Stefan Urquelle was Steve’s suave and charming alter-ego, who was everything Laura desired in a boyfriend. First appearing in season five’s “Dr. Urkel and Mr. Cool,” Steve developed this personality as a way to get Laura to love him, but changed back at the end of the episode due to his self-centered personality. Steve soon improved his alter-ego’s personality, and originally intended to become Stefan permanently, but found himself juggling between accepting his true self or receiving his long desired love from Laura. Though he learned to accept himself, he would still occasionally and temporarily turn into Stefan when needed. In the season seven episode “Send In the Clone,” Steve created an identical clone of himself, whom he had enter into the transformation chamber to become a permanent Stefan.

White reprises his “Do the Urkel” dance in the scene where Al gives the boy that dumped her his comeuppance. White also makes a brief two-second cameo as Steve in the 1997 episode “A Star Is Born”, snapping a clapperboard on the set of the movie that Al was cast in over her two sisters. Steve improves the formula in the season five episode “Stefan Returns” to reduce its negative effects on his personality, and invents a “transformation chamber” allowing him to become Stefan at will. He would change into Stefan several times – even while dating Myra – but some circumstance would force Steve to turn into his normal self again.

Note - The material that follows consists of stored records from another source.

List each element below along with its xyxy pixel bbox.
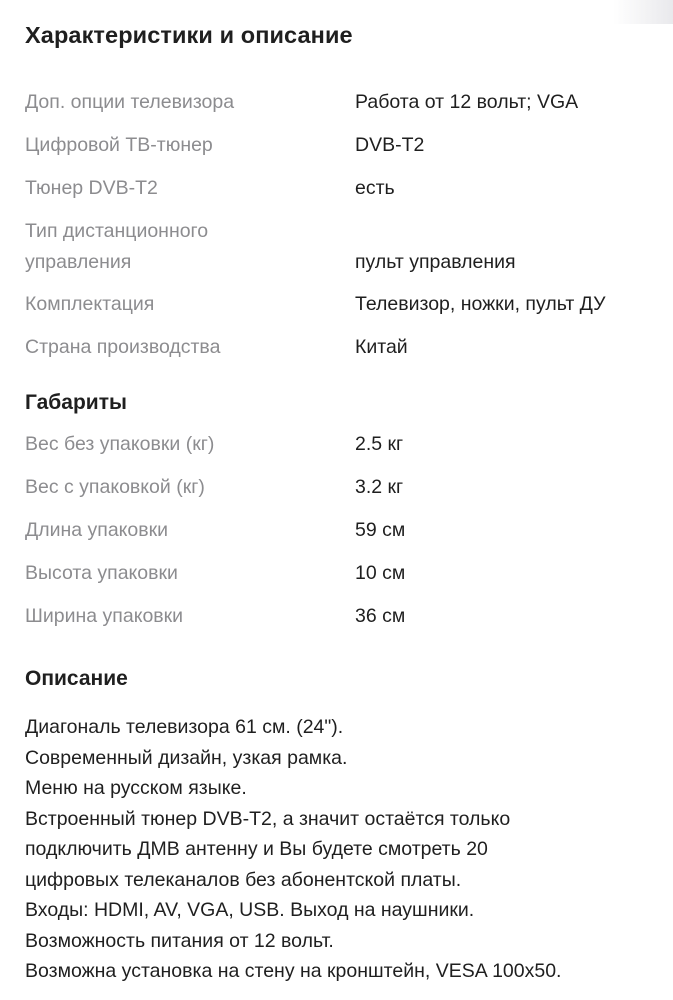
- dimension-row: [25, 601, 665, 631]
- description-line: цифровых телеканалов без абонентской платы.: [25, 868, 462, 891]
- dimension-label: Длина упаковки: [25, 519, 169, 541]
- spec-label: Цифровой ТВ-тюнер: [25, 134, 213, 156]
- description-line: Диагональ телевизора 61 см. (24").: [25, 716, 344, 738]
- description-line: Входы: HDMI, AV, VGA, USB. Выход на наушники.: [25, 899, 475, 921]
- dimension-row: [25, 429, 665, 459]
- dimensions-title: Габариты: [25, 391, 127, 414]
- spec-label: Комплектация: [25, 293, 155, 315]
- spec-value: есть: [355, 177, 395, 199]
- description-line: подключить ДМВ антенну и Вы будете смотреть 20: [25, 838, 488, 860]
- description-line: Встроенный тюнер DVB-T2, а значит остаётся только: [25, 807, 511, 830]
- spec-row: [25, 173, 665, 203]
- dimension-row: [25, 558, 665, 588]
- dimension-label: Высота упаковки: [25, 562, 178, 584]
- spec-value: DVB-T2: [355, 134, 425, 156]
- description-line: Возможна установка на стену на кронштейн, VESA 100x50.: [25, 960, 562, 982]
- spec-row: [25, 332, 665, 362]
- description-title: Описание: [25, 667, 128, 690]
- dimension-label: Вес без упаковки (кг): [25, 433, 215, 455]
- dimension-row: [25, 472, 665, 502]
- dimension-value: 2.5 кг: [355, 433, 404, 455]
- dimension-label: Вес с упаковкой (кг): [25, 476, 205, 498]
- dimension-row: [25, 515, 665, 545]
- description-line: Возможность питания от 12 вольт.: [25, 929, 334, 952]
- spec-label: Тюнер DVB-T2: [25, 177, 158, 199]
- spec-label: Доп. опции телевизора: [25, 91, 235, 113]
- spec-row: [25, 87, 665, 117]
- description-text: [25, 712, 665, 987]
- spec-row: [25, 216, 665, 273]
- dimension-value: 3.2 кг: [355, 476, 404, 498]
- spec-value: Китай: [355, 336, 408, 358]
- spec-row: [25, 130, 665, 160]
- spec-value: Телевизор, ножки, пульт ДУ: [355, 293, 606, 315]
- dimension-value: 10 см: [355, 562, 406, 584]
- description-line: Современный дизайн, узкая рамка.: [25, 746, 348, 769]
- spec-row: [25, 289, 665, 319]
- dimension-label: Ширина упаковки: [25, 605, 184, 627]
- dimension-value: 59 см: [355, 519, 406, 541]
- spec-label: Тип дистанционного управления: [25, 220, 209, 273]
- page-title: Характеристики и описание: [25, 22, 353, 48]
- spec-value: пульт управления: [355, 251, 516, 273]
- description-line: Меню на русском языке.: [25, 777, 247, 799]
- spec-value: Работа от 12 вольт; VGA: [355, 91, 579, 113]
- spec-label: Страна производства: [25, 336, 221, 358]
- top-right-shade: [613, 0, 673, 24]
- dimension-value: 36 см: [355, 605, 406, 627]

Before playing Waldo, Harrison previously appeared in Season 1’s “The Party” as a guest at the titular party Eddie was trying to stop, credited as “Guy in Towel”. Eddie, like his father and sister, is often constantly irritated, annoyed and harassed by their neighbor, Steve Urkel. In the seventh season finale “Send in the Clones”, Steve created a cloning machine. He came to believe it did not work though it did create another Steve. To clear up the situation, Laura proposed that one of the Steves be turned into the suave Stefan. The couple welcomed their daughter, Nakano, in February 2021, and this new addition has only strengthened their bond.

Who died in family matters?

In the show’s fourth season, the Winslow’s youngest daughter Judy is seen walking upstairs … but never comes down. Family Matters all began with its matriarch, Harriette, whose character originated in the third season of Perfect Strangers as the elevator operator at the Chicago Chronicle, the fictional newspaper where that series’ main characters—Larry and Balki—worked. In the end, Family Matters emerged the victor, running a full season longer than Perfect Strangers. Laura also did agree to date Steve on several occasions, but those early dates were out of pity and wound up being unmitigated disasters. In one episode, Steve’s clumsiness, weird food likes (e.g., frog’s legs and cheese) and just him being himself annoyed Laura. Another time, when Steve vowed to stay on top of her house until Laura agreed to go out on a date him, Laura finally gave in, only for the overjoyed nerd to slip from a snow-covered roof, fall to the ground, and have his date in a hospital room.

In junior high and high school, Laura was a straight-A student; her goal was to enroll in the Harvard Law School. She was accepted to Harvard, but her family could not afford for her to attend there. She attended Illinois Occidental University , a fictional school, and she maintained straight-As there. Jo Marie Payton, who played Harriette Winslow, admitted that she felt the Urkel character had hogged much of the show’s attention and disrupted the close family relationship she had formed with the rest of the cast. In an interview with Entertainment Tonight, Payton recalled an instance where White insisted upon inserting something that would have violated Broadcast Standards and Practices, to the point where he and Payton nearly came to physical blows with each other. White is one of the few living members of the cast with whom Payton no longer speaks regularly.